Here is the data I'm using for this figure. The 1st column is class, 2nd - X, 3rd - Y. I can use gscatter to draw the points itself.
A = [
0 0.89287 1.54987
0 0.69933 1.81970
0 0.84022 1.28598
0 0.79523 1.16012
0 0.61266 1.12835
0 0.39950 0.37942
0 0.54807 1.66173
0 0.50882 1.43175
0 0.68840 1.58589
0 0.59572 1.29311
1 1.00787 1.09905
1 1.23724 0.98834
1 1.02175 0.67245
1 0.88458 0.36003
1 0.66582 1.22097
1 1.24408 0.59735
1 1.03421 0.88595
1 1.66279 0.84183
];
gscatter(A(:,2),A(:,3),A(:,1))
FYI, here is the SO question on how to draw ellipse. So, we just need to know all the parameters to draw it.
Update:
I agree that the center can be calculated as the means of X and Y coordinates. Probably I have to use principal component analysis (PRINCOMP) for each class to determine the angle and shape. Still thinking...
Consider the code:
%# generate data
num = 50;
X = [ mvnrnd([0.5 1.5], [0.025 0.03 ; 0.03 0.16], num) ; ...

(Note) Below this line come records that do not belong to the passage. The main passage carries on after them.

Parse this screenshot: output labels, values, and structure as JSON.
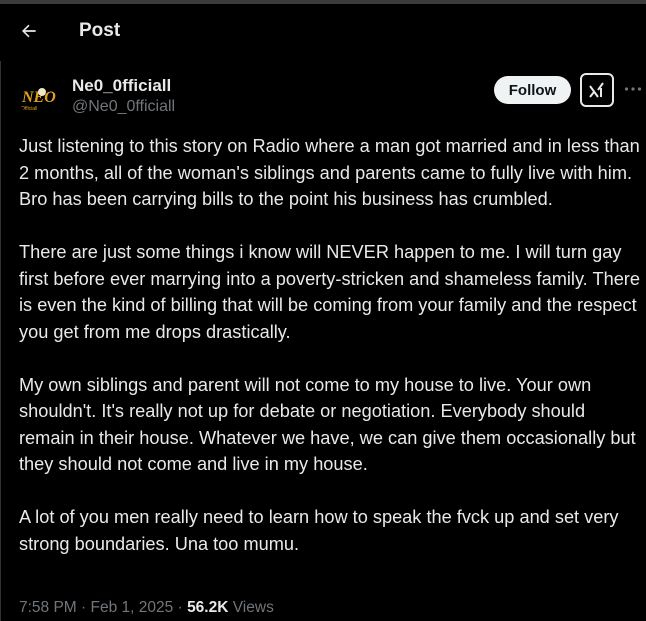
{
  "header": {
    "back_icon": "arrow-left-icon",
    "title": "Post"
  },
  "author": {
    "name": "Ne0_0fficiall",
    "handle": "@Ne0_0fficiall",
    "avatar_text": "NEO"
  },
  "actions": {
    "follow_label": "Follow",
    "grok_icon": "grok-icon",
    "more_icon": "more-dots-icon"
  },
  "tweet": {
    "paragraphs": [
      "Just listening to this story on Radio where a man got married and in less than 2 months, all of the woman's siblings and parents came to fully live with him. Bro has been carrying bills to the point his business has crumbled.",
      "There are just some things i know will NEVER happen to me. I will turn gay first before ever marrying into a poverty-stricken and shameless family. There is even the kind of billing that will be coming from your family and the respect you get from me drops drastically.",
      "My own siblings and parent will not come to my house to live. Your own shouldn't. It's really not up for debate or negotiation. Everybody should remain in their house. Whatever we have, we can give them occasionally but they should not come and live in my house.",
      "A lot of you men really need to learn how to speak the fvck up and set very strong boundaries. Una too mumu."
    ]
  },
  "meta": {
    "time": "7:58 PM",
    "separator": "·",
    "date": "Feb 1, 2025",
    "views_count": "56.2K",
    "views_label": "Views"
  },
  "colors": {
    "background": "#000000",
    "text": "#e7e9ea",
    "muted": "#71767b",
    "follow_bg": "#eff3f4"
  }
}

mvnrnd([1 1], [0.09 -0.01 ; -0.01 0.08], num) ];
G = [1*ones(num,1) ; 2*ones(num,1)];
gscatter(X(:,1), X(:,2), G)
axis equal, hold on
for k=1:2
%# indices of points in this group
idx = ( G == k );
%# substract mean
Mu = mean( X(idx,:) );
X0 = bsxfun(#minus, X(idx,:), Mu);
%# eigen decomposition [sorted by eigen values]
[V D] = eig( X0'*X0 ./ (sum(idx)-1) ); %#' cov(X0)
[D order] = sort(diag(D), 'descend');
D = diag(D);
V = V(:, order);
t = linspace(0,2*pi,100);
e = [cos(t) ; sin(t)]; %# unit circle
VV = V*sqrt(D); %# scale eigenvectors
e = bsxfun(#plus, VV*e, Mu'); %#' project circle back to orig space
%# plot cov and major/minor axes
plot(e(1,:), e(2,:), 'Color','k');
%#quiver(Mu(1),Mu(2), VV(1,1),VV(2,1), 'Color','k')
%#quiver(Mu(1),Mu(2), VV(1,2),VV(2,2), 'Color','k')
end
EDIT
If you want the ellipse to represent a specific level of standard deviation, the correct way of doing is by scaling the covariance matrix:
STD = 2; %# 2 standard deviations
conf = 2*normcdf(STD)-1; %# covers around 95% of population
scale = chi2inv(conf,2); %# inverse chi-squared with dof=#dimensions
Cov = cov(X0) * scale;
[V D] = eig(Cov);
I'd try the following approach:
Calculate the x-y centroid for the center of the ellipse (x,y in the linked question)
Calculate the linear regression fit line to get the orientation of the ellipse's major axis (angle)
Calculate the standard deviation in the x and y axes
Translate the x-y standard deviations so they're orthogonal to the fit line (a,b)
I'll assume there is only one set of points given in a single matrix, e.g.
B = A(1:10,2:3);
you can reproduce this procedure for each data set.
Compute the center of the ellipsoid, which is the mean of the points. Matlab function: mean
Center your data. Matlab function bsxfun
Compute the principal axis of the ellipsoid and their respective magnitude. Matlab function: eig
The successive steps are illustrated below:
Center = mean(B,1);
Centered_data = bsxfun(#minus,B,Center);
[AX,MAG] = eig(Centered_data' * Centered_data);
The columns of AX contain the vectors describing the principal axis of the ellipsoid while the diagonal of MAG contains information on their magnitude.
To plot the ellipsoid, scale each principal axis with the square root of its magnitude.